Source copy consulted: Robert Carter Letter Book, 1727 April 13-1728 July 23, Carter Family Papers, Virginia Historical Society, Richmond. Carter review the clerk's draft of this letter and added an occasional word in his hand as is indicated by the use of bold italics.

The county and colony have been added for clarity to the heading on the draft.

[1] Samuel Smith was a resident of King and Queen County where he was a justice, and would be sheriff in 1730 and 1731.(McIlwaine. Executive Journals of the Council. . . . , 4[1721-1739]:215, 235. )

[2] The Mary was a ship owned by King and Queen County resident Samuel Smith; she was commanded by Thomas Price. (See Carter to Samuel Smith , January 22, 1728.)

[3] Robert Carter's home, "Corotoman," was located on the northeastern bank of the Rapphannock River in Lancaster County close to the present-day community of Weems. A stream called Corrotoman [sic ] River ran inland west of the house. Carter built a fine house there in the mid 1720s, but it burned in January 1729. See the "Corotoman" page of the web site of Historic Christ Church Foundation for more information about the house and excavation of its ruins. ( See the Maryland Gazette for February 4-11, 1728/29 for comment on Carter's loss.
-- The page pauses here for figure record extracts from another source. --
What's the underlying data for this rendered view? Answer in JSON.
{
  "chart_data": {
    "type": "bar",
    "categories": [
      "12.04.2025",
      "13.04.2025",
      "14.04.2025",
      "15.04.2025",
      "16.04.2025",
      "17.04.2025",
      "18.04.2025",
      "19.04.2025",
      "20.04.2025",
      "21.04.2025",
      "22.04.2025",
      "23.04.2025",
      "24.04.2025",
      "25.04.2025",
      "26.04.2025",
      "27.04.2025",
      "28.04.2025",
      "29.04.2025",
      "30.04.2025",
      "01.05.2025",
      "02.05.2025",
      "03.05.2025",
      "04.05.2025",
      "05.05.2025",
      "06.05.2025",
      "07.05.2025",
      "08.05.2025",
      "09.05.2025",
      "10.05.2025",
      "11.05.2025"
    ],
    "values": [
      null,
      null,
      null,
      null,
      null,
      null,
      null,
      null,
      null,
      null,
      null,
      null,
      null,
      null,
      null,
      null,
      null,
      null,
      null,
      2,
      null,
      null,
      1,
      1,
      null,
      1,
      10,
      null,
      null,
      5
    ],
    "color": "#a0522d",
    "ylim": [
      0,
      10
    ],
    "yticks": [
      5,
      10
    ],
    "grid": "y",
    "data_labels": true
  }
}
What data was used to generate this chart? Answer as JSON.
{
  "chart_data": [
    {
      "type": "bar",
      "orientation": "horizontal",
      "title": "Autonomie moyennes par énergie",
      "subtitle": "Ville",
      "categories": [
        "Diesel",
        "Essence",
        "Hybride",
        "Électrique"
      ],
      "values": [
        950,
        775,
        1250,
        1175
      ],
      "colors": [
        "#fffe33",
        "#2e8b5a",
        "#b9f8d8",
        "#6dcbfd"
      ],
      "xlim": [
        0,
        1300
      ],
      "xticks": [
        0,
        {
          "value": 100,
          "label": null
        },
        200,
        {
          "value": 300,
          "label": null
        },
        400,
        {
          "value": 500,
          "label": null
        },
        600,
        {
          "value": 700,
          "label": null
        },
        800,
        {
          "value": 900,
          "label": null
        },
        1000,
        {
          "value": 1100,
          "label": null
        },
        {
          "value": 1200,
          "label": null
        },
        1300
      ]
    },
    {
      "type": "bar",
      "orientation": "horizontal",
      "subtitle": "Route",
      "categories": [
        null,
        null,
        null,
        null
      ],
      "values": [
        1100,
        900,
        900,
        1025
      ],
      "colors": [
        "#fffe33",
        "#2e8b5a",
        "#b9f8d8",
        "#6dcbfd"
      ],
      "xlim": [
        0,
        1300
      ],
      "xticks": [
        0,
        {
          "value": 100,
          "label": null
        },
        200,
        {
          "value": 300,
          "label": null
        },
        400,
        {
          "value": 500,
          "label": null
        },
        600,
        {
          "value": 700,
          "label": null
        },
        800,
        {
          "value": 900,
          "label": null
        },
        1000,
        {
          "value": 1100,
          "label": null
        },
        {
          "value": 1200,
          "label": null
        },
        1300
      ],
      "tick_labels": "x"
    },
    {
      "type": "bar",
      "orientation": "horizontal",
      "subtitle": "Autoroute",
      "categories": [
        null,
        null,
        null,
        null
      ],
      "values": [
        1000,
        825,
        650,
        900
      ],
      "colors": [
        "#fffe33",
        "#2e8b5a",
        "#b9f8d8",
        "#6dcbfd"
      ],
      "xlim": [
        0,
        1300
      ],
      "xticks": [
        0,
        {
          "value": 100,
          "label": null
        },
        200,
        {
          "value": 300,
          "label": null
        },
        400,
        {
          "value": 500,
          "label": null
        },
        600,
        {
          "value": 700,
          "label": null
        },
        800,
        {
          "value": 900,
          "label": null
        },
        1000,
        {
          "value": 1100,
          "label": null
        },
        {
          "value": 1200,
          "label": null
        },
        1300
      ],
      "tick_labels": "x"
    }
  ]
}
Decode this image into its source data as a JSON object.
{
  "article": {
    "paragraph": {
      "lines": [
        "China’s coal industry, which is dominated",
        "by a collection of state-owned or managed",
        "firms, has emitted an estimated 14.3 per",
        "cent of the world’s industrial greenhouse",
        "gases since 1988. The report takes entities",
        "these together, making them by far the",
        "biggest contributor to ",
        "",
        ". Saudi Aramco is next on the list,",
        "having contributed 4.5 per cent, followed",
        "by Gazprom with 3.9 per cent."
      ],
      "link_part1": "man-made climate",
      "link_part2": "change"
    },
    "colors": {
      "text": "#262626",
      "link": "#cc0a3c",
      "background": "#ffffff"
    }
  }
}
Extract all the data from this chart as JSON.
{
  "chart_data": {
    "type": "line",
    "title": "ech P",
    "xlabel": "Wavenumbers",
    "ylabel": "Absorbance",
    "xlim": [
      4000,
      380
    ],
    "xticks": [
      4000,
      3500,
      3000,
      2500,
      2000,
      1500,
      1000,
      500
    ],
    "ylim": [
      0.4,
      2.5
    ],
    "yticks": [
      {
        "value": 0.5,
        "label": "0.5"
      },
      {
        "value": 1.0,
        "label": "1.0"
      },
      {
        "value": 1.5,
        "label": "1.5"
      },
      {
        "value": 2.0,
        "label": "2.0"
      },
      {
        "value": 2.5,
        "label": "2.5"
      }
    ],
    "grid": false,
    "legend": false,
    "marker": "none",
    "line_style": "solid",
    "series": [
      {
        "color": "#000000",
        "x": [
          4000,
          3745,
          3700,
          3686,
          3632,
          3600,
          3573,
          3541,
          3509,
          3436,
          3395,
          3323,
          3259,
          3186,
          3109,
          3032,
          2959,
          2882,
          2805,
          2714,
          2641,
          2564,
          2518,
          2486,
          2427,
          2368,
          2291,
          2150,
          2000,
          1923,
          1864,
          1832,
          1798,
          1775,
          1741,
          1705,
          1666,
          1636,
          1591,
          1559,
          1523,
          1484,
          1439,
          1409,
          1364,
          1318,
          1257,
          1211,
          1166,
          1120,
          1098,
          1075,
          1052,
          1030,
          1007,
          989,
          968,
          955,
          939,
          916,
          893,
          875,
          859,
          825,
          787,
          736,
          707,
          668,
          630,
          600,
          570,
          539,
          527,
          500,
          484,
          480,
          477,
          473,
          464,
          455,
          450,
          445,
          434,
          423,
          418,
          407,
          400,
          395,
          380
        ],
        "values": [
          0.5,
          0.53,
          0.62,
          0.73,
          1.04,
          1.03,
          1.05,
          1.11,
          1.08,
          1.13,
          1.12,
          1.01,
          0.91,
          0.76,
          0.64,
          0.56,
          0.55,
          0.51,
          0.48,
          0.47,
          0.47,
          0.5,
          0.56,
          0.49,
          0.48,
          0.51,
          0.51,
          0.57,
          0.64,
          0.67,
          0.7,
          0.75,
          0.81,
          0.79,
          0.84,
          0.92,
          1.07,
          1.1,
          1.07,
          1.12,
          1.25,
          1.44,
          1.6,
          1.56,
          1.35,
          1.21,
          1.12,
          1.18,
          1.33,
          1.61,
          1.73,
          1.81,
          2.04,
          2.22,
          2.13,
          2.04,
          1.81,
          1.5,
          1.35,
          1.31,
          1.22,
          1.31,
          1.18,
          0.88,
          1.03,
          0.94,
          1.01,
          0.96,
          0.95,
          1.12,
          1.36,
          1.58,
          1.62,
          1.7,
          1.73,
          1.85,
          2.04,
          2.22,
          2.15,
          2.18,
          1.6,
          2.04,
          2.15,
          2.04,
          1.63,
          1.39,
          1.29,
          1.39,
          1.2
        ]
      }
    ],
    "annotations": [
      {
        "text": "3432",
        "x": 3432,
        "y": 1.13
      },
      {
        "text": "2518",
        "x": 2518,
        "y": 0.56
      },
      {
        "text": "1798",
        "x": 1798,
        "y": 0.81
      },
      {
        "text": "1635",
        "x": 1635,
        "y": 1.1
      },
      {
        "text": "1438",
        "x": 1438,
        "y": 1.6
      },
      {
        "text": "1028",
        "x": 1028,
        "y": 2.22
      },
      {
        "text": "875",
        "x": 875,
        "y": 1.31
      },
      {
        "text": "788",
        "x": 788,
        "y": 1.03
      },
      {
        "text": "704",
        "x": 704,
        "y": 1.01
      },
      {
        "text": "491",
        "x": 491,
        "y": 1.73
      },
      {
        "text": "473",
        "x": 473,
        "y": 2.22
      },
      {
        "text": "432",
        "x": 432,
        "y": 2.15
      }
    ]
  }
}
The Maryland Archives has placed its copies of the Maryland Gazette online. Unfortunately, page four of the issue of February 4-11, 1728/29 is missing, and that must be where the notice of the fire at Corotoman appeared; the text is quoted in secondary sources as reading: "The fine large house of Colonel Carter on the Rappahannock was also burnt lately. The particulars of his loss we can't give you, but we are inform'd it is very great." [Garden Club of Virginia Journal , May-June 1983, p.8.])

[4] Chesapeake Bay

[5] Brthen means "bearing a small or comparatively small load. Of a vessel: Having a small burthen, or (the usual sense) unladen, without cargo." ( Oxford English Dictionary Online . Oxford University Press. )
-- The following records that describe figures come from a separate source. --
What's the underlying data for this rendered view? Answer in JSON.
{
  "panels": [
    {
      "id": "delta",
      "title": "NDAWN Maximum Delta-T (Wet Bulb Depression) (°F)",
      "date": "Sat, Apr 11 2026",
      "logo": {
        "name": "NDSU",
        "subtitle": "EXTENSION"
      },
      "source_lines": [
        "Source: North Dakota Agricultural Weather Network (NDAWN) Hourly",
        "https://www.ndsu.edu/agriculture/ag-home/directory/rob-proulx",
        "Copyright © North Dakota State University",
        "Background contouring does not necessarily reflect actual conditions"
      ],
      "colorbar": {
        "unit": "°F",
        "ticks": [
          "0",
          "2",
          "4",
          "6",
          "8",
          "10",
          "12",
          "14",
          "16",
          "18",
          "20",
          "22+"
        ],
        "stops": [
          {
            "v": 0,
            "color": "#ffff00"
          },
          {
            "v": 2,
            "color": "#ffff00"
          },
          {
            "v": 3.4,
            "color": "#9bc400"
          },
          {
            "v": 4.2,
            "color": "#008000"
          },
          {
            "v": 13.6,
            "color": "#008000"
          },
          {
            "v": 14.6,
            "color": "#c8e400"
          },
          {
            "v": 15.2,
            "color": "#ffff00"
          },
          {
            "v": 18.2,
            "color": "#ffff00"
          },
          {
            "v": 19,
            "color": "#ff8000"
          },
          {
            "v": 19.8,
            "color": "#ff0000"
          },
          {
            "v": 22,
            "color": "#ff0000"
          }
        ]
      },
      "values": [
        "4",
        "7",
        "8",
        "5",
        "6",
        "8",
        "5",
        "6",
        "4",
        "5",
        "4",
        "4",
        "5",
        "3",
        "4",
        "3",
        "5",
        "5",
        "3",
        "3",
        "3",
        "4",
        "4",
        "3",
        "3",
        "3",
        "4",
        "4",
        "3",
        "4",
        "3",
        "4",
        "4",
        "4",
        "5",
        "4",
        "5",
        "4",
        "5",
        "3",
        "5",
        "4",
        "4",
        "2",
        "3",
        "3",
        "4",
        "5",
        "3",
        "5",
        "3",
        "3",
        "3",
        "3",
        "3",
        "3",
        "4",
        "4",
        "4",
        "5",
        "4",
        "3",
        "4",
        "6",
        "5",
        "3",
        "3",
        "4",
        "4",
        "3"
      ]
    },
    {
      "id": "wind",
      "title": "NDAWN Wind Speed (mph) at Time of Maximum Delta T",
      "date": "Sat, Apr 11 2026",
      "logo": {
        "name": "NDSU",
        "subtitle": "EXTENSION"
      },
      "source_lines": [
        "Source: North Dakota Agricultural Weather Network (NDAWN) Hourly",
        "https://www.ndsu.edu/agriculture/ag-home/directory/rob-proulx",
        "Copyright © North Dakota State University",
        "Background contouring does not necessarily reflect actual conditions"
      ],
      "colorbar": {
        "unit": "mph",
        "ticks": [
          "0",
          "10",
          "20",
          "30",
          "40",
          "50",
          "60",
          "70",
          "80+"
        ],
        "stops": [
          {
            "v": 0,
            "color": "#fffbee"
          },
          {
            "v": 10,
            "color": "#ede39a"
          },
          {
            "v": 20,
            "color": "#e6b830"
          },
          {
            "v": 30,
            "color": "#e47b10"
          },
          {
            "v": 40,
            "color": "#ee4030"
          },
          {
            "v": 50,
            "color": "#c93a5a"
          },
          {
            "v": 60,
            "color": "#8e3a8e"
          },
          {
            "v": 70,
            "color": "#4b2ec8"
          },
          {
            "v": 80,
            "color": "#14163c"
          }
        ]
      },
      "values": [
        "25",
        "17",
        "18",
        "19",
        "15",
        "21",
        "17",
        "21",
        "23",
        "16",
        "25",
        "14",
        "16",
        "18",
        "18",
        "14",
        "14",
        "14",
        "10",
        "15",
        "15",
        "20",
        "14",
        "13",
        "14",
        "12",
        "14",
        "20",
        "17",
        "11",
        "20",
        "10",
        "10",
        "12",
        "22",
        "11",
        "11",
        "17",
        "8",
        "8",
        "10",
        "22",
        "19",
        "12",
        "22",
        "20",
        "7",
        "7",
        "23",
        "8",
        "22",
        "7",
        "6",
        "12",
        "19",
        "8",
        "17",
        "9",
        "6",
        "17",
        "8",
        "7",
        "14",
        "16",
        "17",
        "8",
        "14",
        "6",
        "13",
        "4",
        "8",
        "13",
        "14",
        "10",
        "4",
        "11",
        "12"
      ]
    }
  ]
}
[6] The naval officer was an official in the colony that reported to the Commissioners of Customs, a body that had first been established in 1663; the group was reorganized several times, especially after 1688. The board was "intrusted with collection of customs both in England and the colonies." The board helped write many of the instructions for colonial governors in collaboration with the Privy Council. "Their direct connection with the colonies was through the governors, who were instructed to correspond with the commissioners, and to send them, every three months, lists of clearances, and also reports of illegal trading. The governor's agent in matters of trade was the naval officer whom he was empowered to appoint, but who was required by the 7th and 8th William III to give security to the commissioners of customs." ( Louise Phillips Kellogg. The American Colonial Charter. A Study of English Administration in Relation Thereto, Especialy after 1688. [Annual Report, American Historical Association. Vol. 1, Govt. Print. Off., 1904], p. 226. For a recent study, see Alvin Rabushka. Taxation in Colonial America [Princeton, NJ: Princeton University Press, 2008.] )


This text, originally posted in 2004, was revised September 1, 2014, to add footnotes and strengthen the modern language version text.